14 September 2026 - 21:23
Source: ABNA
Österreich verletzte durch die Annullierung des Visums von «Mohammad Eslami» das Sitzabkommen der Agentur

Der ständige Vertreter Russlands bei den internationalen Organisationen in Wien bezeichnete die Annullierung des Visums des Vizepräsidenten und Leiters der Atomenergieorganisation Irans durch Österreich als Verletzung der Verpflichtungen dieses Landes gegenüber der Internationalen Atomenergie-Organisation.

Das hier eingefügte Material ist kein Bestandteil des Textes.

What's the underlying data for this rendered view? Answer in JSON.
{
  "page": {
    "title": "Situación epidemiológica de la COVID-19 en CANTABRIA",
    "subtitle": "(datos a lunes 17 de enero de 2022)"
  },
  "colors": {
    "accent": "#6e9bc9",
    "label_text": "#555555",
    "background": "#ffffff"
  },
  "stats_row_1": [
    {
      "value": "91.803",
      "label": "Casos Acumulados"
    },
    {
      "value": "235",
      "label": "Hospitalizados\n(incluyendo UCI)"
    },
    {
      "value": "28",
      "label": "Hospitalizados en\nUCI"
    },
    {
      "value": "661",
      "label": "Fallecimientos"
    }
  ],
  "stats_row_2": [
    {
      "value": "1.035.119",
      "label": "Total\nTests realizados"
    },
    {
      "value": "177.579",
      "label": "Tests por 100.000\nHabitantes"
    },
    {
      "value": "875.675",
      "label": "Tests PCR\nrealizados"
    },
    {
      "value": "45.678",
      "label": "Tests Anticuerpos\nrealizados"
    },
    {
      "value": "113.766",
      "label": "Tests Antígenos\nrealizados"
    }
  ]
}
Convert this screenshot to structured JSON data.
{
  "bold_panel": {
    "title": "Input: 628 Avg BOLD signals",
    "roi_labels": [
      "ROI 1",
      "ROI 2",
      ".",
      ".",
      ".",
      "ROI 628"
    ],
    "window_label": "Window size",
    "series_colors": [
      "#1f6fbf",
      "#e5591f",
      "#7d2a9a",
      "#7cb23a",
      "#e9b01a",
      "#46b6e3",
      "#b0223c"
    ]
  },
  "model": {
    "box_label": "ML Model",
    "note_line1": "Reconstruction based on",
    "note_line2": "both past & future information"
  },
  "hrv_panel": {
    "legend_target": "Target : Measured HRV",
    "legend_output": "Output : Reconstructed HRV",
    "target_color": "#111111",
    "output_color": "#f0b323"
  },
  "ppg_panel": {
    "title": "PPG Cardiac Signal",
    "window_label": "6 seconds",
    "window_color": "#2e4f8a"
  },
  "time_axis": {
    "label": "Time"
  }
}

Wie die Nachrichtenagentur ABNA unter Berufung auf TASS berichtet, bezeichnete «Michail Uljanow», ständiger Vertreter Russlands bei den internationalen Organisationen in Wien, die Annullierung des Visums von «Mohammad Eslami», Vizepräsident und Leiter der Atomenergieorganisation Irans, durch Österreich als Verletzung der Verpflichtungen dieses Landes gegenüber der Internationalen Atomenergie-Organisation und nannte auch die Bemühungen Englands, Frankreichs und Deutschlands zur Aktivierung des Mechanismus zur Rückkehr der Sanktionen des Sicherheitsrates gegen Iran rechtlich ungültig.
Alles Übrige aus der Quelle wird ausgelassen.